A survey by State Street Global Advisers found that just 45 per cent of UK defined contribution (DC) pension schemes members were content with their schemes, compared with 65 per cent in the United States.

Only 26 per cent of those UK respondents believed their DC to be enough for retirement – a sentiment echoed by the UK government, who declared that close to 12 million people are not on track for retirement savings.

Mr Campion said, “What is surprising in the survey of scheme members is not that the numbers are so low, but that members are sufficiently switched on to recognise the predicament they are in.”

The government’s pension reform programme has generated a great deal of publicity around the changes, which has resulted in a better informed public. “Whatever conclusions are being drawn by the archetypal man-on-the-street, savers are at the very least being prompted to have a second look at retirement planning – and they are not happy with what they see,” said Mr Campion.

The pension reforms should be good news to advisers as the changes have caused the general public think more about what they should do to properly prepare for retirement.

“But by dangling the carrot of a lump sum which investors can get their hands on come retirement, everyone seems to be taking notice. That can only be a positive development,” Mr Campion added.

Mercer conducted a survey which found that 62 per cent of employers and trustees plan to offer additional support on top of the free generic advice from the government programme.

Anyone planning to transfer out of a defined benefit (DB) scheme into a DC scheme will soon be required by the government to take independent advice, with the employer paying if it is within the same scheme or at their suggestion.

The main catalyst for increased interet in financial planning advice will be the free guidance provided by the government.
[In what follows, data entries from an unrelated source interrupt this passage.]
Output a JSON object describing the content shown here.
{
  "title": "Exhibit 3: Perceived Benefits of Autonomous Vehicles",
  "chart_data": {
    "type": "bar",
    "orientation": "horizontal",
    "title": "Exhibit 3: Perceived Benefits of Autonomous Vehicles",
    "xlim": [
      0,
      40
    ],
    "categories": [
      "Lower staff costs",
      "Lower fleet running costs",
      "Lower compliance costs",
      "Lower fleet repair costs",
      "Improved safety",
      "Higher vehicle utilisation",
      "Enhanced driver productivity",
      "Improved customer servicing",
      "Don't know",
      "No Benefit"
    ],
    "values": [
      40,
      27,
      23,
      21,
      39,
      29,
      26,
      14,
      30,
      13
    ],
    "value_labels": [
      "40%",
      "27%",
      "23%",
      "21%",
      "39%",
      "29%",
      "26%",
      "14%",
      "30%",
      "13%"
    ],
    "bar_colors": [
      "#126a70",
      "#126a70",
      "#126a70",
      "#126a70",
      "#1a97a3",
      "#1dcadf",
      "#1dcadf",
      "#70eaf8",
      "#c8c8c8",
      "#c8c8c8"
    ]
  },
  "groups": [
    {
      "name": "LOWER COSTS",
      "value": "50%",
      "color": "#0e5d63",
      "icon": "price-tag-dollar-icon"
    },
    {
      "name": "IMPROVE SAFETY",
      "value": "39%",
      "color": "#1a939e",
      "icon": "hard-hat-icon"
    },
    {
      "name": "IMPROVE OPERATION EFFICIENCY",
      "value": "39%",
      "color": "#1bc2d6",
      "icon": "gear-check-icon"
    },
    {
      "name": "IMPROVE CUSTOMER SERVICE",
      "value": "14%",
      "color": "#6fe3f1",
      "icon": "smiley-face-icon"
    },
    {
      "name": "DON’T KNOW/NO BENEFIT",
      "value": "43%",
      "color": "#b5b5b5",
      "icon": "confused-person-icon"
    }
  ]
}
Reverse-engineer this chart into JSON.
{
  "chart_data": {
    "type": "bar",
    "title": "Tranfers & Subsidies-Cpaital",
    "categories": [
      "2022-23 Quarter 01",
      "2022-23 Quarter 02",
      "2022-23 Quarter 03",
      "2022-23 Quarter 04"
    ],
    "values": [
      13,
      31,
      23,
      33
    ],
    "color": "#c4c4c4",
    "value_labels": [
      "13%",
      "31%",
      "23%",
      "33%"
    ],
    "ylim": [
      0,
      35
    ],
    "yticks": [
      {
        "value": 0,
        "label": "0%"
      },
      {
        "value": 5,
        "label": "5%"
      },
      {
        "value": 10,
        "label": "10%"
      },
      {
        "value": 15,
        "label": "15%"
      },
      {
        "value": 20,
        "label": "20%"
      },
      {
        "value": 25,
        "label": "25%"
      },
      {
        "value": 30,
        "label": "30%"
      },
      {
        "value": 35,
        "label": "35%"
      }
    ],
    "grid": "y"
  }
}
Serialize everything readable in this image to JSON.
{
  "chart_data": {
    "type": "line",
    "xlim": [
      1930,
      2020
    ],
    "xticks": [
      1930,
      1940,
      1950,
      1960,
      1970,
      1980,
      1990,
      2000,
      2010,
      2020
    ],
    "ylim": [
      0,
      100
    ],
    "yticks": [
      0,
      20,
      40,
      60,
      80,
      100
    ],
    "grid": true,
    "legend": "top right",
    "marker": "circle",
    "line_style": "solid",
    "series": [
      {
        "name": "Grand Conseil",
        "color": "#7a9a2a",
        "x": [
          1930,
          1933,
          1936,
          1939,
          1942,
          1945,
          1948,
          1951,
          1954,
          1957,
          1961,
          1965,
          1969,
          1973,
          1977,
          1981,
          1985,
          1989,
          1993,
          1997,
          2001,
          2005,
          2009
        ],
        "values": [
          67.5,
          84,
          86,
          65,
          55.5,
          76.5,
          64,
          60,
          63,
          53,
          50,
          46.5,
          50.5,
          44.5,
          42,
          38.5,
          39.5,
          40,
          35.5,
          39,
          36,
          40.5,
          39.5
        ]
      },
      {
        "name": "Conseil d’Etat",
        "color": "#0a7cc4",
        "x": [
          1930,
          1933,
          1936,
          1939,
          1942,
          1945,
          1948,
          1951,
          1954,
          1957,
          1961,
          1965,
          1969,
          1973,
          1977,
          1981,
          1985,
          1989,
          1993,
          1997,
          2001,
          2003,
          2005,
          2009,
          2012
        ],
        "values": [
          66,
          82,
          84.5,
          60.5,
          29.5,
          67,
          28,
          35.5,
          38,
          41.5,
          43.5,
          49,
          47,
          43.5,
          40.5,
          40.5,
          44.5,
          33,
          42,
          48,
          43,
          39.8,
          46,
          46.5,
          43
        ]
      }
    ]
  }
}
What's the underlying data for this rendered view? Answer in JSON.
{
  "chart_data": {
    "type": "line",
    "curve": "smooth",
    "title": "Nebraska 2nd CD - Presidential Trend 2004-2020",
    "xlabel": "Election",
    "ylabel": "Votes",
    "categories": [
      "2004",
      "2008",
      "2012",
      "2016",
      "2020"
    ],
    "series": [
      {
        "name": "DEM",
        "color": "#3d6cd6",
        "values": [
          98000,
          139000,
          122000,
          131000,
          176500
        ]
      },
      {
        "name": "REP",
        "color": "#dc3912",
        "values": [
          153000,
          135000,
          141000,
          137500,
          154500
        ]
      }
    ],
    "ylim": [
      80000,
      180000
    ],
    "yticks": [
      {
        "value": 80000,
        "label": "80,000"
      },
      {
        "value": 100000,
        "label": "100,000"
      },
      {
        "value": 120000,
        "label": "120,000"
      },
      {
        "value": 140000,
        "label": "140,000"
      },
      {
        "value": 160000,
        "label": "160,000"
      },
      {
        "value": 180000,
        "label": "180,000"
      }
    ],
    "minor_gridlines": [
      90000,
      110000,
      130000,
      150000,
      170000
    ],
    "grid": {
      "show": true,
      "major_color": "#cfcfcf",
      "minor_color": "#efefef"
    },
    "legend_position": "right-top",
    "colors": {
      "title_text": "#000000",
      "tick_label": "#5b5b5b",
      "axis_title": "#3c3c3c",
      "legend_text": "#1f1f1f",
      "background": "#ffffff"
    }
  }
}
Those who utilise the guidance will have to provide all the details of their pension arrangements, taxes, investments, savings and income requirements, as well as complete a tutorial on the pension options that are available to them, which will conclude in basic suggestions.

If the individual requires any other information beyond this point, they will be pointed in the direction of an independent financial adviser.

Mr Campion said, “In theory at least, clients should arrive at the adviser’s door clued up, paperwork in hand, armed with a government-stamped blueprint of a retirement strategy, ready for their personal recommendation.”

A well-informed client is always preferable and more likely to be open to more complex retirement options, and the adviser will be able to provide much more streamlined advice.